Baltimore Sun, December 2, 2016:
Amid an uptick in hate speech following the divisive presidential election, Republican Lt. Gov. Boyd K. Rutherford said this week that he’d rather people “show their real colors than hide.”
Rutherford was tweeting in response to state Sen. Cheryl Kagan, a Montgomery County Democrat, who had tweeted that she was “shocked” by Rutherford’s lack of awareness about the root of recent anti-Semitic vandalism.
“You act as though hate is new,” Rutherford tweeted at the state senator. “It was always there. I’d rather people show their real colors than hide.”
The article goes on to discuss how Sen. Kagan characterized the Jewish community in and near her Montgomery County district as “mystified” by Lt. Gov. Rutherford’s remarks.
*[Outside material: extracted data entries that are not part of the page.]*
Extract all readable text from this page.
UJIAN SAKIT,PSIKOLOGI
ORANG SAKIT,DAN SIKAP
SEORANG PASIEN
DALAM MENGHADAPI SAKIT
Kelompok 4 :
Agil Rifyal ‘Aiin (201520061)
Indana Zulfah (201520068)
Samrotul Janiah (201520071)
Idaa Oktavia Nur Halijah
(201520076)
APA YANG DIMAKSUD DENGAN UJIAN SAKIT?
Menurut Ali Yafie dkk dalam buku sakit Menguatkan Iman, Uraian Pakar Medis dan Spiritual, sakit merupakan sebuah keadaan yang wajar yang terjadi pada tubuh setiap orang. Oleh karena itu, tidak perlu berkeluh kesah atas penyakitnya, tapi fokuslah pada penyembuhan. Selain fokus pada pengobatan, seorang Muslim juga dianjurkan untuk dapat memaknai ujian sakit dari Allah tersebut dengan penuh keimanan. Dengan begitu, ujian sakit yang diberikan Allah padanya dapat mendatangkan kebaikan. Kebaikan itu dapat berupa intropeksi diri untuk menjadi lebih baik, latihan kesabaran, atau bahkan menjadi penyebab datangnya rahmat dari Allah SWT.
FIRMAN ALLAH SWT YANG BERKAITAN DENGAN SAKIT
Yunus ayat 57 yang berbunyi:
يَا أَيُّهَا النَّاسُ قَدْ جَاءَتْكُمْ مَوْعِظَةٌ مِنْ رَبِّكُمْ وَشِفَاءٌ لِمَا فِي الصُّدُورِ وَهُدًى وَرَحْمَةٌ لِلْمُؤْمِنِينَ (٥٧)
The divergence in perspective between the Lieutenant Governor, who is African-American, and Senator Cheryl Kagan, long a community pillar in greater Washington’s Jewish community both in office and out of office over the decades, should surprise no one.
It is quite common (though not universal) for African-Americans to prefer sunlight and openness regarding racism and for American Jews (and perhaps Jewish citizens of other nations) to find the same sunlight and openness more alarming. More social commentators have noted this. I will defer to others more learned than I as to the possible sociological and historical sources of this frequent divergence in response/coping strategy.
As for me, neither Jewish nor African-American and lacking actual chips on the table in dealing with either problem, I would hesitate to comment, other than to hope that our society improves such that racism and anti-Semitism are in the history books and not in the newspapers. Doubt I will live that long.